Narendra Modi: Barbarian at the gate?
Narendra Modi wants a complete breach from the imperatives of Nehruvian socialism. This is quite evident. However, it is a cause of a great deal of consternation not only in the grand old party but also among sundry experts, intellectuals, and even in the Bharatiya Janata Party. The personages of the Congress system fear him as an outsider, and a Rightist who would not hesitate to boot one who threatens to demolish their coteries, caucuses, cocoons, and salons – like a barbarian at the gate.
It needs to be mentioned, though, that Modi’s tilt towards the Right is not philosophical or intellectual; it does not seem to have emanated from the study of or belief in Edmund Burke, Adam Smith, Fredrick Hayek, or Ayn Rand; its roots lie in instinct and experience. In a rare interview, in June 2012 with The Economic Times, he said, “The government has no business to be in business. It should play the role of a facilitator. In my state, investors don’t have to grease the palm of politicians or bureaucrats. There are well laid-out policies. I believe that country can progress only if we end red-tapism. No red tape, only red carpet, is my policy towards investors.”
This statement is not the product of a homegrown political philosophy, certainly not of any Right-wing Indian ideology. What passes off as political thinking in India is anyway a mishmash of Gandhian sentimentalism, Nehru’s fascination for Fabian socialism, grandiloquence of pre-Independence grandees about a mythical past, the mendacity of Mandalites, and the pedantry of the tenured. The official ideology of the BJP, Pandit Deendayal Upadhyaya, was a little better.
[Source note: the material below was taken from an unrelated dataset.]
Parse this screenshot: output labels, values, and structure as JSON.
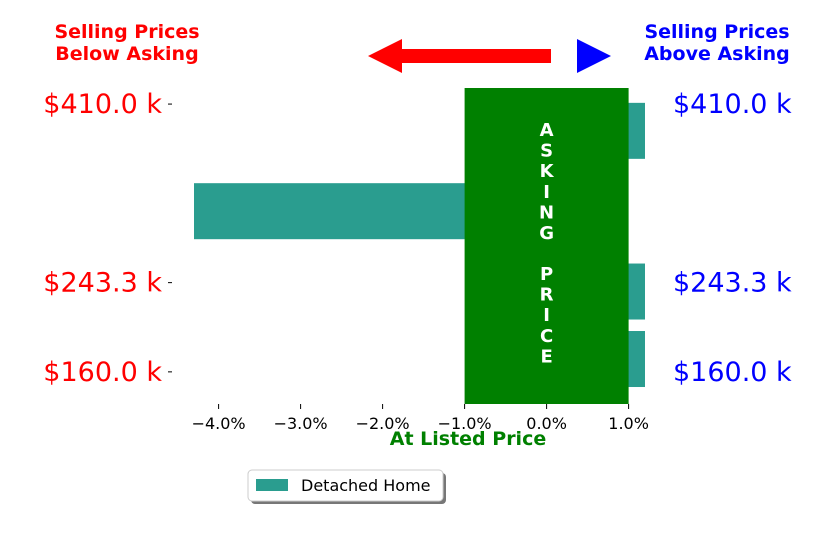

While his intellectual and moral courage to challenge the certitudes of the Nehruvian age was commendable, the same cannot be said about the philosophy of Integral Humanism that he expounded. In short, there is not much in modern Indian from which Modi could have sought intellectual sustenance.
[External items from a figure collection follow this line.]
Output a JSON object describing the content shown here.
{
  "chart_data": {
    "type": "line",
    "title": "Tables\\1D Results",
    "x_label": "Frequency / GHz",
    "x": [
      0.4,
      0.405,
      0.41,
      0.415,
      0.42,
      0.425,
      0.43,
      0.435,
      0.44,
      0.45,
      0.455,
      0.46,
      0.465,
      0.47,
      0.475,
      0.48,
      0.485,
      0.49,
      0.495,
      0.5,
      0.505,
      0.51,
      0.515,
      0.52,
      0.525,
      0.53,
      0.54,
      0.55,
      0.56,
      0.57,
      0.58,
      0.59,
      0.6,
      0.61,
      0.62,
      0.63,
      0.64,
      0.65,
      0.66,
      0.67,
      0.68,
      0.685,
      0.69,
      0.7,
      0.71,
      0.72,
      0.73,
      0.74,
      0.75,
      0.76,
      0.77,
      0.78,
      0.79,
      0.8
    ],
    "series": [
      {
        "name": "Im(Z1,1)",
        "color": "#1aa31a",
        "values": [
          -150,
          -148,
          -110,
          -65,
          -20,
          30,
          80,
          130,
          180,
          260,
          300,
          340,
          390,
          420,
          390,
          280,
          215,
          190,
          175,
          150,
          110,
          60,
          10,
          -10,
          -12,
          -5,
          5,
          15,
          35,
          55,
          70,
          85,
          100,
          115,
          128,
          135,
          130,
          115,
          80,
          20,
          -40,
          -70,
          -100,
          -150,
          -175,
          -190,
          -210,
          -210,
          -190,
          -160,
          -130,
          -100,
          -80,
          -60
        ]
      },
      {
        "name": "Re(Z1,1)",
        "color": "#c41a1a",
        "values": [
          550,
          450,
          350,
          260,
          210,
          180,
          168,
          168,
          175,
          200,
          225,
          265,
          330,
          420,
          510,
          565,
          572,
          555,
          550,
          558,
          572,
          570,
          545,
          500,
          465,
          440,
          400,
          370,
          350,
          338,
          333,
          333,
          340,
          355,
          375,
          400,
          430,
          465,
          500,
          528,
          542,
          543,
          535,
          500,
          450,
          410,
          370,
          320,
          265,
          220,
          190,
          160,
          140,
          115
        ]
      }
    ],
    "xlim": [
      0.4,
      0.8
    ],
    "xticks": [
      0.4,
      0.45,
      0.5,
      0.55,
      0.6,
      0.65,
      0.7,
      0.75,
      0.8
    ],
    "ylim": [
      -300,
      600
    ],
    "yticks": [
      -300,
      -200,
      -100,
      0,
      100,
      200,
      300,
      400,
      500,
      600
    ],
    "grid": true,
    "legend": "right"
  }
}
This is also in sharp contrast to the Right turn that British Prime Minister Margaret Thatcher and US President Ronald Reagan effected in the 1980s; with the duo, the classical liberal principles of free market and limited government, which had become somewhat unfashionable, were given a new lease of life. For Thatcher, conservatism was a way of life and free market a matter of conviction. Reagan was the beneficiary of three decades of a Right-wing intellectual revolution in the country, the revolution which helped resuscitate economic freedom. But the point is that the interred ideas could be excavated because they were there in the first place. In the case of Modi, there is no philosophical or ideological tradition he can build his economic and political tenets upon.
So, his electoral campaign revolves around the amorphous term called ‘development.’ Everybody talks about development, but few are willing to spell out its architecture. For it is this architecture that differentiates between statist overreach and real, liberal progress. Otherwise, Nehru will also be called a pro-development leader; indeed, he is promoted as ‘the builder of modern India’ by the Congress and sympathetic intellectuals. He did build dams, undertook infrastructure projects, and set up public sector undertakings. He also fashioned a foreign policy, national defence and internal security paraphernalia, and legislation. But almost everything he did had a baneful impact on the nation; in fact, most of his policies became a hurdle in the path of growth and development. Yet, he will be regarded as a champion of development till the term remains nebulous.
Unfortunately, critical questions are rarely asked: Who would spearhead investment—government or the private sector? What would be the role of a state? Would state monitor and/or regulate the content of development? What would be the extent of monitoring and regulation? Even if private enterprises are given liberty to function, would government set the rules of functioning and, in effect, regulate them? Or would they be allowed to perform in whichever way they want to as long as they don’t break the law of the land? What is to be done with the myriad entitlements that the Sonia Gandhi’s regime has thrust upon the nation? Or, the more fundamental question, should there be subsidies? What to do with subsidies?
Neither the supporters of Modi nor his detractors are asking these questions. Modi himself wants to steer clear of these issues; this was evident from his party’s election manifesto which hasn’t mentioned anything, apart from labor reforms, that would raise many eyebrows in the political-intellectual Establishment of the country. He knows that Sonia’s rights-based ideology has failed miserably and caused widespread anger at the mess that has ensued; he wants to capitalize on this anger and storm to 7, Race Course Road. This may be a good tactic, but this cannot be a sound strategy.
Modi has to ensure the birthing of a sound, rational Right-wing ideology, around which the BJP, and even others, could orient policies and programmes. India has had enough of trials and errors in terms of policies—Left-wing economists and experts coming up with their outlandish ideas and thrusting them upon people; the failure of outlandishness tormenting the exchequer, the productive sections, and the poor; the search of new such ideas and their implementation ad nauseam.
Modi has had the perspicacity to discern the rot in Sonia’s regime and the courage to point it out. He is also likely to get the opportunity to negate or minimize the ill effects of Congress rule. But he has to do more: he has to posit the roadmap for the future.